Linear classification using SVMs

As we previously described, SVMs can be used to perform linear classification over two distinct classes. An SVM will attempt to find a hyperplane that separates the two classes such that the estimated hyperplane describes the maximum achievable margin of separation between the two classes in our model.

For example, an estimated hyperplane between two classes of data can be visualized using the following plot diagram:

Linear classification using SVMs

As depicted in the graph shown in the preceding plot diagram, the circles and crosses are used to represent the two classes of input values in the sample data. The line represents the estimated hyperplane of an SVM.

In practice, it's often more efficient to use an implemented SVM rather than implement our own SVM. There are several libraries that implement SVMs that have been ported to multiple programming languages. One such library is LibLinear (http://www.csie.ntu.edu.tw/~cjlin/liblinear/), which implements a linear classifier using an SVM. The Clojure wrapper for LibLinear is clj-liblinear (https://github.com/lynaghk/clj-liblinear) and we will now explore how we can use this library to easily build a linear classifier.

Note

The clj-liblinear library can be added to a Leiningen project by adding the following dependency to the project.clj file:

[clj-liblinear "0.1.0"]

For the example that will follow, the namespace declaration should look similar to the following declaration:

(ns my-namespace
  (:use [clj-liblinear.core :only [train predict]]))

Firstly, let's generate some training data, such that we have two classes of input values. For this example, we will model two input variables, as follows:

(def training-data
  (concat
   (repeatedly
    500 #(hash-map :class 0
                   :data {:x (rand)
                          :y (rand)}))
   (repeatedly
    500 #(hash-map :class 1
                   :data {:x (- (rand))
                          :y (- (rand))}))))

Using the repeatedly function as shown in the preceding code, we generate two sequences of maps.
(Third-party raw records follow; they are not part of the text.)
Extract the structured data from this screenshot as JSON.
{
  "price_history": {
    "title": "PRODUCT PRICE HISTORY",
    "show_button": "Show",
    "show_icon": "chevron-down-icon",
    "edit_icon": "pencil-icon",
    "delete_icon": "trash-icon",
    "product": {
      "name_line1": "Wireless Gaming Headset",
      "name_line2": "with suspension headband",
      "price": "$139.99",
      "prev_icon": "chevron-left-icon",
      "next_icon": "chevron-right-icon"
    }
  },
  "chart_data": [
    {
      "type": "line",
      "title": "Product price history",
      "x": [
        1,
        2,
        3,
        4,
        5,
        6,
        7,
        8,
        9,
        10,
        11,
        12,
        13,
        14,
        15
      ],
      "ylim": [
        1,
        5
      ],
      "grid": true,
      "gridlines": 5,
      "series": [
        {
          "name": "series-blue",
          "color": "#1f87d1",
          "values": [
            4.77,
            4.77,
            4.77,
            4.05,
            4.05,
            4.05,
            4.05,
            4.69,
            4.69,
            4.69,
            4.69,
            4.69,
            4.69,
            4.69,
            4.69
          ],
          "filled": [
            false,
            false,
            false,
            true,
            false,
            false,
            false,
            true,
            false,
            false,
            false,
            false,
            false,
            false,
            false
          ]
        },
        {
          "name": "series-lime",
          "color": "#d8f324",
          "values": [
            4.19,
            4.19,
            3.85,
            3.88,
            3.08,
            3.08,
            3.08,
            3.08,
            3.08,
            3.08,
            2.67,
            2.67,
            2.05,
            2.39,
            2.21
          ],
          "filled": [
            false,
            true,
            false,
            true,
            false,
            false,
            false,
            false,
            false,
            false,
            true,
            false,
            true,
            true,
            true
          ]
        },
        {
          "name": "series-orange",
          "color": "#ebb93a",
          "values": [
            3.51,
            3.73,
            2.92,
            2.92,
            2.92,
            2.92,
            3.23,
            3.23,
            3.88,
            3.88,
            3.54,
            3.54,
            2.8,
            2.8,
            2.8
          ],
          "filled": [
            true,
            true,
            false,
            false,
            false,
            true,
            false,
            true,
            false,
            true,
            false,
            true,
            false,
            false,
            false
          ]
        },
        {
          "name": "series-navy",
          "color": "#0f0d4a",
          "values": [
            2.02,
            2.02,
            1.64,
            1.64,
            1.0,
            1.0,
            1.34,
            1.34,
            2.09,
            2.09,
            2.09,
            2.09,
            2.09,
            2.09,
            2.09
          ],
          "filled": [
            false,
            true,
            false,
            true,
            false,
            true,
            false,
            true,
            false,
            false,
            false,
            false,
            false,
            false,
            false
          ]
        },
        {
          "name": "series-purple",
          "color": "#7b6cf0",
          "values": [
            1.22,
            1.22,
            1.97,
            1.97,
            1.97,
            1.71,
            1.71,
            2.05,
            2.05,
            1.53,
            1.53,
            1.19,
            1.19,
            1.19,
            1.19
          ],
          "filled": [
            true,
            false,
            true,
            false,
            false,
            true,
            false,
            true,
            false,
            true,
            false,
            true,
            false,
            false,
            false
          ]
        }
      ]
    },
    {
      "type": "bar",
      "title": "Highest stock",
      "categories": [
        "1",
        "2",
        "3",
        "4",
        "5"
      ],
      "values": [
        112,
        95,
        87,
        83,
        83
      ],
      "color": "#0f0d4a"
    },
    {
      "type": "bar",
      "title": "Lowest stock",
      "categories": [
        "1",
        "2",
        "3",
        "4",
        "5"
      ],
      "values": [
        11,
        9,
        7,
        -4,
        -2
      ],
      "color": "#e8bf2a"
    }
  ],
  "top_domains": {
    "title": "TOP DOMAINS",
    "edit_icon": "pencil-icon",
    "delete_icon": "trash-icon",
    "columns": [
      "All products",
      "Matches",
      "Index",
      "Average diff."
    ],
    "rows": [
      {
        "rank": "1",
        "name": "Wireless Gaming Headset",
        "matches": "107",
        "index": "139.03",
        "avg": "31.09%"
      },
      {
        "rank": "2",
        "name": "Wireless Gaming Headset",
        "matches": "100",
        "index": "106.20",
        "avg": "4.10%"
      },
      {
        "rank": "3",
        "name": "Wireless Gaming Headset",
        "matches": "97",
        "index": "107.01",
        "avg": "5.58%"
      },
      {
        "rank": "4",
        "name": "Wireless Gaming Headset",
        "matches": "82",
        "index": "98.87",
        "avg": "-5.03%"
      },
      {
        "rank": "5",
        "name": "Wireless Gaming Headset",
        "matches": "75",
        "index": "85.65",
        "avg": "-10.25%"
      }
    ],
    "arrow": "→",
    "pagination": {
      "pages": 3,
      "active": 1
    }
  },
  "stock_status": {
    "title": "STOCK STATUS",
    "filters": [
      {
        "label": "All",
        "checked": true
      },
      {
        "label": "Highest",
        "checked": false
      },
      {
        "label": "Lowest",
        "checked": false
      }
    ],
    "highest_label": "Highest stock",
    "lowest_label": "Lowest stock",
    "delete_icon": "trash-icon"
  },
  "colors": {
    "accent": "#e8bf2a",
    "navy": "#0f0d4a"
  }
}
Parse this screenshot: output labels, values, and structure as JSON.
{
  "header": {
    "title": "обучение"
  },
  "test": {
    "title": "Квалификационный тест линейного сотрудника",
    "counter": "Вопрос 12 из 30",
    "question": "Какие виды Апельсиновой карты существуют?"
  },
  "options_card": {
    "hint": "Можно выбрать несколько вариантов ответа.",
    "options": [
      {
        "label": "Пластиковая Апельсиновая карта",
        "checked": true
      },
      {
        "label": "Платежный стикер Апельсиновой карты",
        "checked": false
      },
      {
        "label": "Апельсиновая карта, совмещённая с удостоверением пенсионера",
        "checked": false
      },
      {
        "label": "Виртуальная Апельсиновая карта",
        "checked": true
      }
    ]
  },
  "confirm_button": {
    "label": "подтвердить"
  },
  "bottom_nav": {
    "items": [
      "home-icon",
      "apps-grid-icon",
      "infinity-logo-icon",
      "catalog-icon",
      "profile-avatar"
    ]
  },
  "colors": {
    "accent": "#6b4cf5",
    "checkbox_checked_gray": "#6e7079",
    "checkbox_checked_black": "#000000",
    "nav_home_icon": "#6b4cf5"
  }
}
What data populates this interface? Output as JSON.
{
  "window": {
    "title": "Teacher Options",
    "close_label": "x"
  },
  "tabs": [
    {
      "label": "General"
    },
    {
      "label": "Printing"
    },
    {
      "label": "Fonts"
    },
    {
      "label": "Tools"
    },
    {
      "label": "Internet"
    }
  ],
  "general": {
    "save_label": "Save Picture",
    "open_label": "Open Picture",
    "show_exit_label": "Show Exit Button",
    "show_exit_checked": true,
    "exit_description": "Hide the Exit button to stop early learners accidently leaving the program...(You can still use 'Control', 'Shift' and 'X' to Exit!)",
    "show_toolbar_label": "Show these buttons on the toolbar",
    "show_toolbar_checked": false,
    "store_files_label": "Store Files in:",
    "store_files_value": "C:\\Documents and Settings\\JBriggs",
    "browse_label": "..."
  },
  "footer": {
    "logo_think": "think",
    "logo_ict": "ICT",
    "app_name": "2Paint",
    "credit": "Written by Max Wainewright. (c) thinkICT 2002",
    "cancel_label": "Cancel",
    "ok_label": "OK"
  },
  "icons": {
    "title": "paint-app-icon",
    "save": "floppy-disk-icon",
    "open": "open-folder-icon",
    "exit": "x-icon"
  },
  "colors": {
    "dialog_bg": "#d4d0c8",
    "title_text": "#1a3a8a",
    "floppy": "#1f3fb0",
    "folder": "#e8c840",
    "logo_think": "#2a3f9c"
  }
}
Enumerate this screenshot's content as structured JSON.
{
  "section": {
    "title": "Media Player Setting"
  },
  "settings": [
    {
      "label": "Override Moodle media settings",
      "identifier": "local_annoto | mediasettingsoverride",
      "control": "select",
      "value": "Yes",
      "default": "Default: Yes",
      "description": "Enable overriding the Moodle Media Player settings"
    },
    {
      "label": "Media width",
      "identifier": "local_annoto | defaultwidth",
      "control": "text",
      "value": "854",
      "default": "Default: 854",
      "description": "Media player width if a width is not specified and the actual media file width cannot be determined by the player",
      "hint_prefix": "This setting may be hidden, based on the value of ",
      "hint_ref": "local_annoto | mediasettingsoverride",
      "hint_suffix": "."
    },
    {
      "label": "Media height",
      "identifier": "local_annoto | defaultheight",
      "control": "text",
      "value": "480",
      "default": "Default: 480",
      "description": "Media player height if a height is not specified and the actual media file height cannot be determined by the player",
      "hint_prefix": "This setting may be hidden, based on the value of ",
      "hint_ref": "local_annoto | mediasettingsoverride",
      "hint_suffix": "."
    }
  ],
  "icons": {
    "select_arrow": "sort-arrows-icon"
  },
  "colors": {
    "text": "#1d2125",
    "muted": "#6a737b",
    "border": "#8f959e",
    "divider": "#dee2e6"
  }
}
Each map in these two sequences contains the keys :class and :data. The value of the :class key represents the class of category of the input values and the value of the :data key is itself another map with the keys :x and :y. The values of the keys :x and :y represent the two input variables in our training data. These values for the input variables are randomly generated using the rand function. The training data is generated such that the class of a set of input values is 0 if both the input values are positive, and the class of a set of input values is 1 if both the input values are negative. As shown in the preceding code, a total of a 1,000 samples are generated for two classes as two sequences using the repeatedly function, and then combined into a single sequence using the concat function. We can inspect some of these input values in the REPL, as follows:

user> (first training-data)
{:class 0,
 :data {:x 0.054125811753944264, :y 0.23575052637986382}}
user> (last training-data)
{:class 1,
 :data {:x -0.8067872409710037, :y -0.6395480020409928}}

We can create and train an SVM using the training data we've generated. To do this, we use the train function. The train function accepts two arguments, which include a sequence of input values and a sequence of output values. Both sequences are assumed to be in the same order. For the purpose of classification, the output variable can be set to the class of a given set of input values as shown in the following code:

(defn train-svm []
  (train
   (map :data training-data)
   (map :class training-data)))

The train-svm function defined in the preceding code will instantiate and train an SVM with the training-data sequence. Now, we can use the trained SVM to perform classification using the predict function, as shown in the following code:

user> (def svm (train-svm))
#'user/svm
user> (predict svm {:x 0.5 :y 0.5})
0.0
user> (predict svm {:x -0.5 :y 0.5})
0.0
user> (predict svm {:x -0.4 :y 0.4})
0.0
user> (predict svm {:x -0.4 :y -0.4})
1.0
user> (predict svm {:x 0.5 :y -0.5})
1.0

The predict function requires two parameters, which are an instance of an SVM and a set of input values.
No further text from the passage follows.